CSS 3d seems the easiest, but is not supported on IE9 or on the roadmap for IE10, and offers less control than the other options.
Canvas & WebGL seems way more complicated, but I don't know if they are future proof.
Why are there so many different techniques for 3D? which is better? which is future proof?
The reason there are so many different options for 3D is because the whole thing is still in a state of flux -- 3D in the browser isn't a finished standard, and of the options you listed, the only one that works in all currently available browsers is Canvas.
IE in particular is unlikely to give you much joy -- as you say, 3D isn't even slated for IE10 at this point. Having said that, SVG was added to IE9 quite late in the day, so there's always hope. But the reason it's unlikely is that Microsoft have made a point of only supporting features which have been formally ratified as standards.
Of the technologies you listed, Canvas is by far the best supported, but Canvas isn't a 3D technology; it's a 2D canvas, and if you want to have 3D effects in it, you need to write them yourself, and they won't be hardware accelerated.
I guess the real answer to your question depends on how important the feature is for your site. If it's just eye candy, which users of unsupported browsers could live without, then by all means do it with some 3D CSS. But if you need to make it consistent in all current browsers, then do it with Canvas.
I'd tend to recommend not using WebGL for your case, because it sounds like it would be overkill for what you're doing.
3D CSS is probably the right answer, but use Canvas for now, until the rest of the browsers add support for 3D CSS.
I know this is 2 years old but I figure I'd post this here for future readers.
What to choose depends on what you need.
Do you need a simple 3d shape with no or little animations? Try if you can do it with CSS3, that's the easiest by far. For IE you can probably get a library that offers support.
Do you need some sweet 3d models with nice graphics and that can do all kinds of stuff? Go WebGL, you can't ask for more control AND performance for 3d in browsers.
Do you need 3d shapes that can do all kinds of stuff, but don't need textures and will work everywhere and won't require much performance? Go Canvas.
CSS3 is just for the eye-candy. You can make it rather easily, style it any way you want and is very easily maintainable. Once you want to do more than just eye-candy, put on your gloves because that is gonna reuire some work.
With 2d Canvas you can make 3d stuff.
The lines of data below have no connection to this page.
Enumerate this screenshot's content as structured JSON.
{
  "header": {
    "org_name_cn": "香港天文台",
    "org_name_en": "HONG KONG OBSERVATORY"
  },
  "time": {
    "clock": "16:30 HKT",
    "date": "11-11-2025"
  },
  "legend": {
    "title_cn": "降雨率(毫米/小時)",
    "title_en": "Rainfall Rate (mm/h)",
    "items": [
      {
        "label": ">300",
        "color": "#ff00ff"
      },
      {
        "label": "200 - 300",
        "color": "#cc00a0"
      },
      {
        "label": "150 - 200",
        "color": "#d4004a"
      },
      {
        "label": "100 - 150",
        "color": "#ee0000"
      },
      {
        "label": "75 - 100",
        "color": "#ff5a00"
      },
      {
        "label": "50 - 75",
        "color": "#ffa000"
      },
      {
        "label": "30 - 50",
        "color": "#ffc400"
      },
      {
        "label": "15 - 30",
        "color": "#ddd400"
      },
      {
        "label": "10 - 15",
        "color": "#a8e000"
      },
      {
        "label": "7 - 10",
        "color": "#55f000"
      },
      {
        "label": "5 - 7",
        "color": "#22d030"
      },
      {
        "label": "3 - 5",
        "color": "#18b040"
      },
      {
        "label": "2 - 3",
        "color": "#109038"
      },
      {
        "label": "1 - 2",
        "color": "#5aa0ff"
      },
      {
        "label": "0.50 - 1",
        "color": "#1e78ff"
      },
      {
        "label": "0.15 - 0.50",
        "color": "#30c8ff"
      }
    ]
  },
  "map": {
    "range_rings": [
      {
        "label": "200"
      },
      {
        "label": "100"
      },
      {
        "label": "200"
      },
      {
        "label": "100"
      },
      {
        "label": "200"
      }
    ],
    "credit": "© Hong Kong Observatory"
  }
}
If you're new to it, it will be very annoying and complicated (to name one example; you need to know of matrices), You can pretty much do anything with 2d canvas that you can do with WebGL but some thing will be easier in WebGL (seriously, if going 2d Canvas, don't try to use textures, it's a nightmare). WebGL uses OpenGL which, in a nutshell, means it will always outperform 2d Canvas.
However, WebGL requires the user to have a compatible video card.
I really depends on what you are trying to do. How simple is simple?
3D CSS is far from usable. It's only just made it into firefox. It's buggy in both firefox and chrome. It's not working in FF9 beta on OSX. It's also got issues in Chrome up through at least 16. See http://greggman.com/downloads/examples/intersecting-elements-3d-css.html and compare Safari on OSX to pretty much any other browser.
three.js (https://github.com/mrdoob/three.js/) used to (and maybe still does) provide some simple 3d using canvas.
Otherwise if you want anything interesting go WebGL and pick a library (three.js, SceneJS, etc..)
You've got to make a choice. Use WebGL and give up IE, Use Flash 11, Use Unity3D, use Canvas and get very limited 3d, or don't do 3d.
WebGL is already being used by major sites. CNN is now using WebGL http://www.stinkdigital.com/en/work/ecosphere
Everyone is probably tired of hearing 'it depends', but...it depends!
There's a little "war" going on as to whether it's better to use Canvas or HTML/CSS3, and namely because Canvas is slower than DOM on older machines/devices. Yeap, DOM is way faster in some cases, while canvas is faster on most modern browsers/devices.
WebGL - Best option for both 2D and 3D, but since it is not well enough supported across browsers and devices, you'll have to offer fallback to canvas or DOM whenever necessary.
Canvas - Less suitable for 3D comparing to WebGL, but more suitable for compatibility, community, tools etc
DOM - Faster than most think, if used right, highest support around, but you cannot go too fancy animation/gaming-wise.